Limitless Containers without dynamic memory allocation in C/C++.

Lists, FIFOs, dictionaries, maps, etc. are handy-dandy data structures when designing and implementing code.  However, most container implementations either use dynamic memory allocation or have a fixed number of elements they can contain. 

Because my day job is as an embedded developer, I typically do not get to use the heap (aka dynamic memory) after the application start-up logic has completed.  So that leaves me with using containers that have fixed limits on the number of elements they can contain.  The problem here is how to go about setting the limit.  While the amount of RAM available in todays’ microcontrollers is constantly increasing, it is still limited, i.e. there are always trade-offs being made with respect RAM usage. Using an arbitrarily high limit that would never be exceeded at run time is not an option.  That leaves setting the limit at something the fits within the RAM budget – but it also means that runtime checks are needed for when a container is out-of-memory.  Sometimes this can be handled relatively painlessly, but not always.  For example, when using a FIFO for an event queue and the FIFO memory is exhausted, the choices for handling the out-of-memory condition are:

  1. Ignore the new event (or overwrite that last queued event, etc.) – basically lose a event.
  2. Or, block/busy-wait until the normal course of event processing removes an event from the queue thus making room for the new event.  Since event queues are typically used as a mechanism for asynchronous communication, blocking/busy-waiting is bad thing in this scenario.

What is needed are containers that have no arbitrary limit to the number of elements they can contain and does not require dynamic memory allocation.

Intrusive Containers

Intrusive containers are where the items being stored contained the necessary metadata/memory need to be an element of the container.  Let’s take a step back and review how a non-intrusive (a.k.a. using dynamic memory) doubly linked list works. 

A doubly linked list consists of elements where each elements contains next and previous pointers to other elements and a pointer to the item’s data.  The next and previous pointers are metadata/memory required by the list to store an item in the list.  Example:

struct Item { 
   int apple; 
   int orange; 

struct Element { 
   Element* next; 
   Element* prev; 
   Item*    data; 

When the application wants to add an Item instance the list, it provides the list with a pointer/reference to the instance. The list then allocates memory for an Element, sets the .data field to point to the Item instance, and then inserts the Element instance into its linked-list structure.  When the Element is removed from the list, the Element instance is freed.

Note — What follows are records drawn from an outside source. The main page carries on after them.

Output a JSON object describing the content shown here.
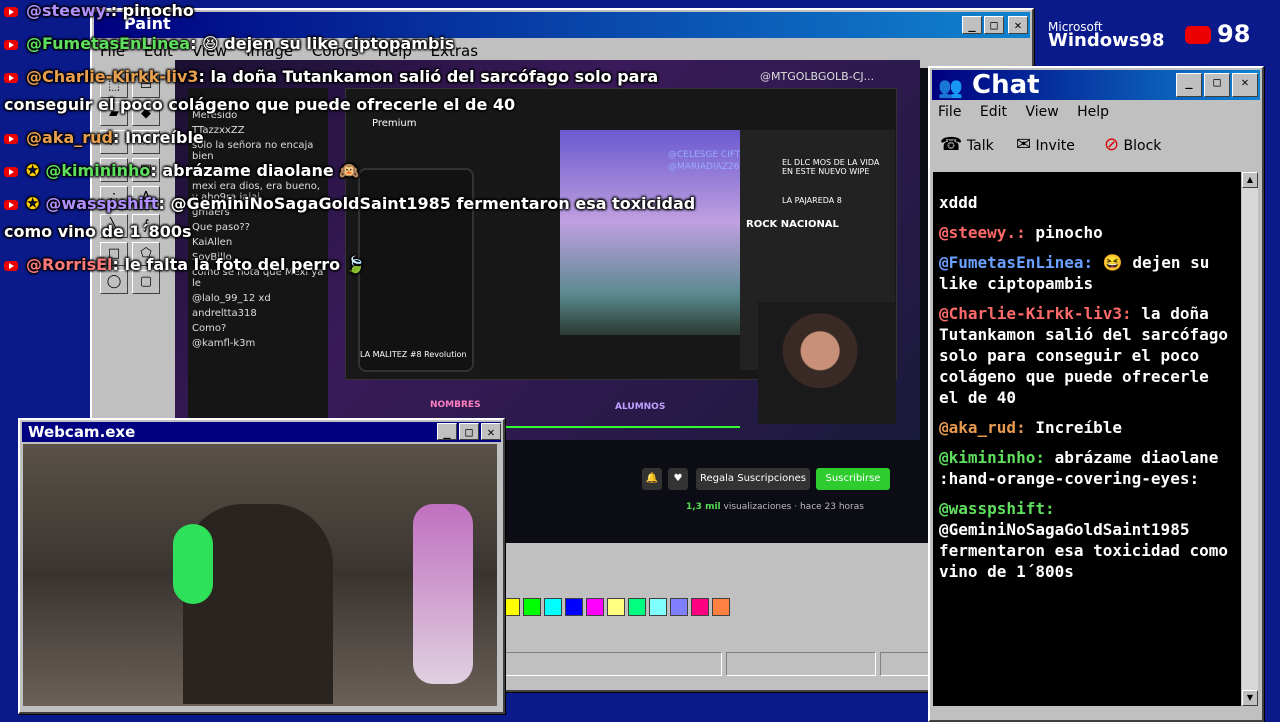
{
  "paint": {
    "title": "Paint",
    "menu": [
      "File",
      "Edit",
      "View",
      "Image",
      "Colors",
      "Help",
      "Extras"
    ],
    "palette": [
      "#ffff00",
      "#00ff00",
      "#00ffff",
      "#0000ff",
      "#ff00ff",
      "#ffff80",
      "#00ff80",
      "#80ffff",
      "#8080ff",
      "#ff0080",
      "#ff8040"
    ]
  },
  "stream": {
    "watermark": "@MTGOLBGOLB-CJ...",
    "video_title": "LA MALITEZ #8 Revolution",
    "chat_lines": [
      "Meresido",
      "TTazzxxZZ",
      "solo la señora no encaja bien",
      "ChamiKing",
      "mexi era dios, era bueno, y aho9ra jajaj",
      "gmaers",
      "Que paso??",
      "KaiAllen",
      "SoyBillo",
      "como se nota que Mexi ya le",
      "@lalo_99_12 xd",
      "andreltta318",
      "Como?",
      "@kamfl-k3m"
    ],
    "side_labels": [
      "EL DLC MOS DE LA VIDA EN ESTE NUEVO WIPE",
      "LA PAJAREDA 8",
      "ROCK NACIONAL"
    ],
    "role_badges": [
      "NOMBRES",
      "ALUMNOS"
    ],
    "gift_label": "Regala Suscripciones",
    "subscribe_label": "Suscribirse",
    "views": "1,3 mil",
    "views_suffix": "visualizaciones",
    "age": "hace 23 horas",
    "yt_premium": "Premium",
    "mentions": [
      "@CELESGE CIFTEO XI",
      "@MARIADIAZ2636"
    ]
  },
  "overlay_chat": [
    {
      "user": "@steewy.",
      "text": ": pinocho",
      "cls": "ovl-user-b"
    },
    {
      "user": "@FumetasEnLinea",
      "text": ": 😆 dejen su like ciptopambis",
      "cls": "ovl-user-g"
    },
    {
      "user": "@Charlie-Kirkk-liv3",
      "text": ": la doña Tutankamon salió del sarcófago solo para",
      "cls": "ovl-user-o"
    },
    {
      "user": "",
      "text": "conseguir el poco colágeno que puede ofrecerle el de 40",
      "cls": ""
    },
    {
      "user": "@aka_rud",
      "text": ": Increíble",
      "cls": "ovl-user-o"
    },
    {
      "user": "@kimininho",
      "text": ": abrázame diaolane 🙉",
      "cls": "ovl-user-g"
    },
    {
      "user": "@wasspshift",
      "text": ": @GeminiNoSagaGoldSaint1985 fermentaron esa toxicidad",
      "cls": "ovl-user-b"
    },
    {
      "user": "",
      "text": "como vino de 1´800s",
      "cls": ""
    },
    {
      "user": "@RorrisEl",
      "text": ": le falta la foto del perro 🍃",
      "cls": "ovl-user-p"
    }
  ],
  "brand": {
    "microsoft": "Microsoft",
    "windows": "Windows98",
    "yt_number": "98"
  },
  "chat": {
    "title": "Chat",
    "menu": [
      "File",
      "Edit",
      "View",
      "Help"
    ],
    "tools": [
      "Talk",
      "Invite",
      "Block"
    ],
    "messages": [
      {
        "user": "",
        "text": "xddd",
        "color": "u-white"
      },
      {
        "user": "@steewy.:",
        "text": " pinocho",
        "color": "u-red"
      },
      {
        "user": "@FumetasEnLinea:",
        "text": " 😆 dejen su like ciptopambis",
        "color": "u-blue"
      },
      {
        "user": "@Charlie-Kirkk-liv3:",
        "text": " la doña Tutankamon salió del sarcófago solo para conseguir el poco colágeno que puede ofrecerle el de 40",
        "color": "u-red"
      },
      {
        "user": "@aka_rud:",
        "text": " Increíble",
        "color": "u-orange"
      },
      {
        "user": "@kimininho:",
        "text": " abrázame diaolane :hand-orange-covering-eyes:",
        "color": "u-green"
      },
      {
        "user": "@wasspshift:",
        "text": " @GeminiNoSagaGoldSaint1985 fermentaron esa toxicidad como vino de 1´800s",
        "color": "u-green"
      }
    ]
  },
  "webcam": {
    "title": "Webcam.exe"
  }
}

A doubly linked list using intrusive listing would use the following structure for Item

struct Item { 
   Item* next; 
   Item* prev; 
   int   apple; 
   int   orange; 

When the application wants to add an Item instance the list, it provides the list with a pointer/reference to the instance. The list then inserts the Item instance into its linked-list structure.  That’s it, no memory allocations or freeing required.  It also means there is no limit to the number of Items that can be stored in the container, i.e. if the Item exists – it will fit in the container.

Fine Print

Intrusive containers meet my embedded requirements, but as always, there are trade-offs.  Intrusive containers have the following constraints

Items have to be built from the ground up for being stored in a container.  Yes, a data structure or class can be retrofitted after the fact.  Typically, this is not a problem, but sometime its can be problematic. For example, when the Item in question is from a third party package.

A given Item can only be in one container at any given time.  Once again this is usually not a problem, but not always.  For example, in my Colony.Core C++ library its Data Model framework contains a sorted list of all model points using intrusive listing.  If the application wants its own list of model points (e.g. all model points of interest to sub-system X), then a wrapper class must be created and instances of the wrapper class are stored in the second list. 

It is up to the application to enforce the constraint of an item can only be in one container.  If an item does get inserted into two containers at the same time – it corrupts both containers.  However, corruption does not cause a crash – it causes the two containers to have their elements crossed-link.  This condition can be very difficult to find/troubleshoot.  The intrusive container implementation in the Colony.Core C++ library checks for this condition and throws a fatal error if it occurs, i.e. the offending code can be found be setting a break point in the fatal error handler and walking the stack trace.


As hinted above, the Colony.Core C++ library has an implementation for intrusive containers.  It supports the following containers.  In addition, all of the containers are type-safe.

To make a class an ‘listable’ Item, you simply have your class inherit from an Item class.  There are several Item classes so that if all you need is a FIFO – your Items only inherit the metadata footprint for singly linked list vs the metadata required for a sorted list.

// MyClass1 can be stored in Cpl::Container::SList container
class MyClass1: public Cpl::Container::Item

// MyClass2 can be stored in Cpl::Container::Map container 
// (as well as Dictionary, DList, and SList containers).
class MyClass2: public Cpl::Container::MapItem

There is also C only implementation for singly and doubled linked ordered lists.  This is a recent addition to the Colony.Core repository.  But since I work on a lot of C only projects I wanted a C based reference implementation.  Be warned: The C implementation is not as elegant as the C++ code and is not type-safe.